One Friday morning, out of nowhere, I had this thought: “Damn, I love how early young, white children get to express themselves freely.” The picture in my head was so clear, a little blonde kid with neon streaks in their hair, maybe a wild fuchsia or electric blue. Something small, but not small. Because behind that seemingly harmless choice lives something deeper, freedom.
For me, dyeing your hair as a kid wasn’t a harmless choice. It was a “grown” thing. Do it too young? You’re “fast.” Your hair would fall out, you’d go bald, or worse, you’d look like you were trying to be older than you were. You had to earn the right to color your hair. Not with permission slips, but by reaching some invisible maturity checkpoint.
So when I turned 16 and started making my own money as a barista, the very first “for me” thing I did was march into a salon and dye my hair. In my head, my look was finally catching up to how I’d felt for years. And no one could say a damn thing about it because I paid for it with my own money. Mine, mine, mine!

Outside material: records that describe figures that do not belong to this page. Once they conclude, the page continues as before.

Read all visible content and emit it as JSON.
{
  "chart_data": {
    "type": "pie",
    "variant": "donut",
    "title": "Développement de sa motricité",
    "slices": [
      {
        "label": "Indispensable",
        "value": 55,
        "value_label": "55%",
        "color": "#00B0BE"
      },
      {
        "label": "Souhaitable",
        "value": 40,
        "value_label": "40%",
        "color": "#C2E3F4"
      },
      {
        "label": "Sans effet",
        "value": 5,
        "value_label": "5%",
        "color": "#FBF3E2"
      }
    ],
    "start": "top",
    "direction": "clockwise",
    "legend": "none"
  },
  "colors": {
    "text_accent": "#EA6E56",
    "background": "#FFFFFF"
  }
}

Fast forward almost twenty years. I’m an adult woman, a mom, an employee, a business owner, and fully self-sufficient. Life looks completely different. My mindset is completely different. And yet, the first time I dyed my hair again, I felt “it”, that same spark of rebellion. But this time it wasn’t about breaking rules, it was about breaking free. It was an awakening.
That feeling? I want EVERY Black girl and woman I meet to have it. To bottle it up and hand it over like, “Here, this is yours. Breathe it in”. Because even if you grow up in a home that loves and nurtures you, the world still has its whispers. Don’t be too bold. Don’t be too LOUD. Don’t be too visible. And over time, those whispers can chip away at you. Sometimes it’s not even strangers, it’s people who look just like you, telling you to sit down, keep quiet, and eat your food with your head down, or risk losing your place at the table.

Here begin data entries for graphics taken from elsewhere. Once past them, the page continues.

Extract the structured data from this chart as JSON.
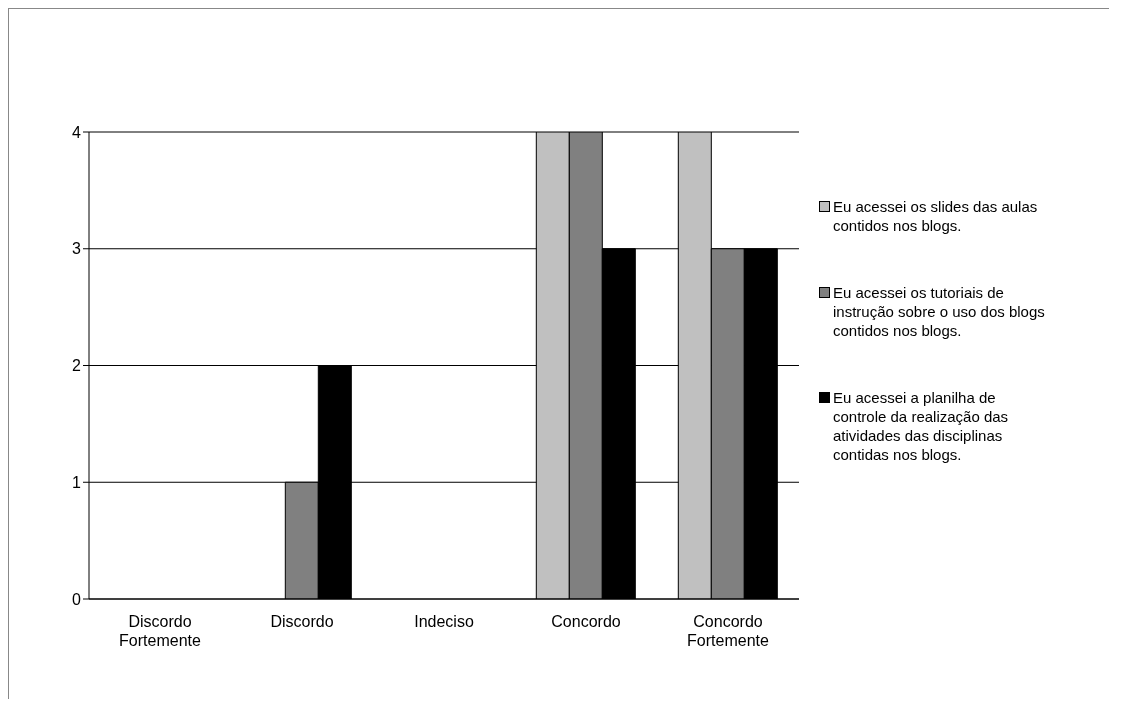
{
  "chart_data": {
    "type": "bar",
    "categories": [
      "Discordo Fortemente",
      "Discordo",
      "Indeciso",
      "Concordo",
      "Concordo Fortemente"
    ],
    "series": [
      {
        "name": "Eu acessei os slides das aulas contidos nos blogs.",
        "color": "#c0c0c0",
        "values": [
          0,
          0,
          0,
          4,
          4
        ]
      },
      {
        "name": "Eu acessei os tutoriais de instrução sobre o uso dos blogs contidos nos blogs.",
        "color": "#808080",
        "values": [
          0,
          1,
          0,
          4,
          3
        ]
      },
      {
        "name": "Eu acessei a planilha de controle da realização das atividades das disciplinas contidas nos blogs.",
        "color": "#000000",
        "values": [
          0,
          2,
          0,
          3,
          3
        ]
      }
    ],
    "ylim": [
      0,
      4
    ],
    "yticks": [
      0,
      1,
      2,
      3,
      4
    ],
    "grid": "y",
    "legend": "right"
  }
}
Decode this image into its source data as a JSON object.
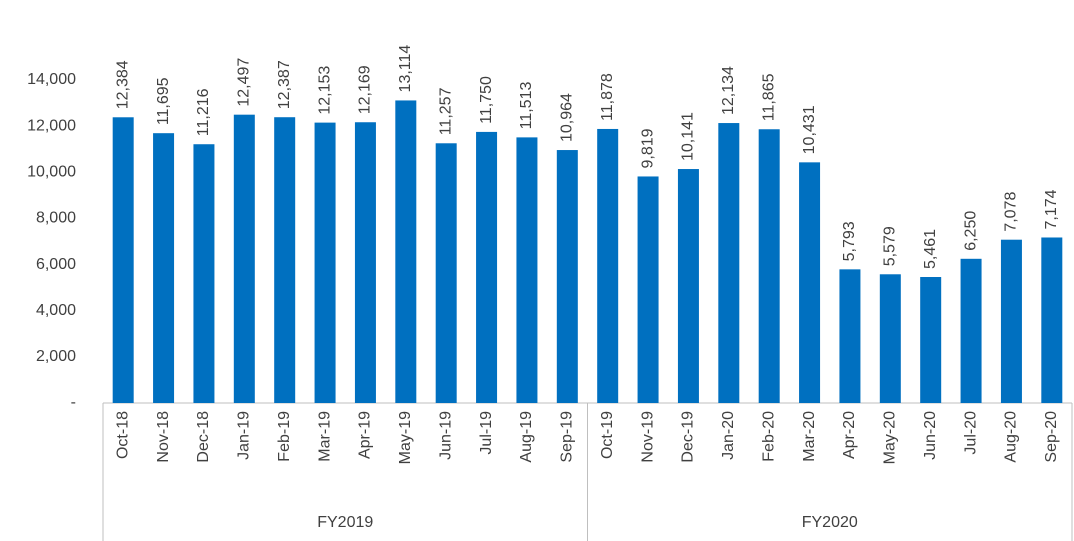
{
  "chart_data": {
    "type": "bar",
    "categories": [
      "Oct-18",
      "Nov-18",
      "Dec-18",
      "Jan-19",
      "Feb-19",
      "Mar-19",
      "Apr-19",
      "May-19",
      "Jun-19",
      "Jul-19",
      "Aug-19",
      "Sep-19",
      "Oct-19",
      "Nov-19",
      "Dec-19",
      "Jan-20",
      "Feb-20",
      "Mar-20",
      "Apr-20",
      "May-20",
      "Jun-20",
      "Jul-20",
      "Aug-20",
      "Sep-20"
    ],
    "groups": [
      "FY2019",
      "FY2020"
    ],
    "values": [
      12384,
      11695,
      11216,
      12497,
      12387,
      12153,
      12169,
      13114,
      11257,
      11750,
      11513,
      10964,
      11878,
      9819,
      10141,
      12134,
      11865,
      10431,
      5793,
      5579,
      5461,
      6250,
      7078,
      7174
    ],
    "value_labels": [
      "12,384",
      "11,695",
      "11,216",
      "12,497",
      "12,387",
      "12,153",
      "12,169",
      "13,114",
      "11,257",
      "11,750",
      "11,513",
      "10,964",
      "11,878",
      "9,819",
      "10,141",
      "12,134",
      "11,865",
      "10,431",
      "5,793",
      "5,579",
      "5,461",
      "6,250",
      "7,078",
      "7,174"
    ],
    "color": "#0070c0",
    "ylim": [
      0,
      14000
    ],
    "yticks": [
      {
        "value": 0,
        "label": "-"
      },
      {
        "value": 2000,
        "label": "2,000"
      },
      {
        "value": 4000,
        "label": "4,000"
      },
      {
        "value": 6000,
        "label": "6,000"
      },
      {
        "value": 8000,
        "label": "8,000"
      },
      {
        "value": 10000,
        "label": "10,000"
      },
      {
        "value": 12000,
        "label": "12,000"
      },
      {
        "value": 14000,
        "label": "14,000"
      }
    ],
    "grid": false
  }
}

But here’s the truth: if you can’t bring your full self to the table, it was never your table to begin with. And if you can’t bring your full self into your style, it was never really your style.
That’s why I created Style Rehab. Rehabilitation, in its truest sense, is restoring someone to their full health, privileges, and identity after something has tried to strip it away. And you can’t restore someone’s full self if they’ve only been allowed to paint with two colors from the rainbow.
“Fashion is one of the purest forms of self-expression that we have at our disposal as humans. The way we dress is a reflection of how we feel and who we are. ”
In Style Rehab, I help you reconnect the parts of your personality that have been dulled, muted, or buried under other people’s projections and then align them with a style that speaks your language. So your outward appearance doesn’t just reflect you, it amplifies you.
Because once you see yourself in your fullest format, sans the shadows and whispers, you’ll never want to go back. And you’ll never let anyone or anything dim you again.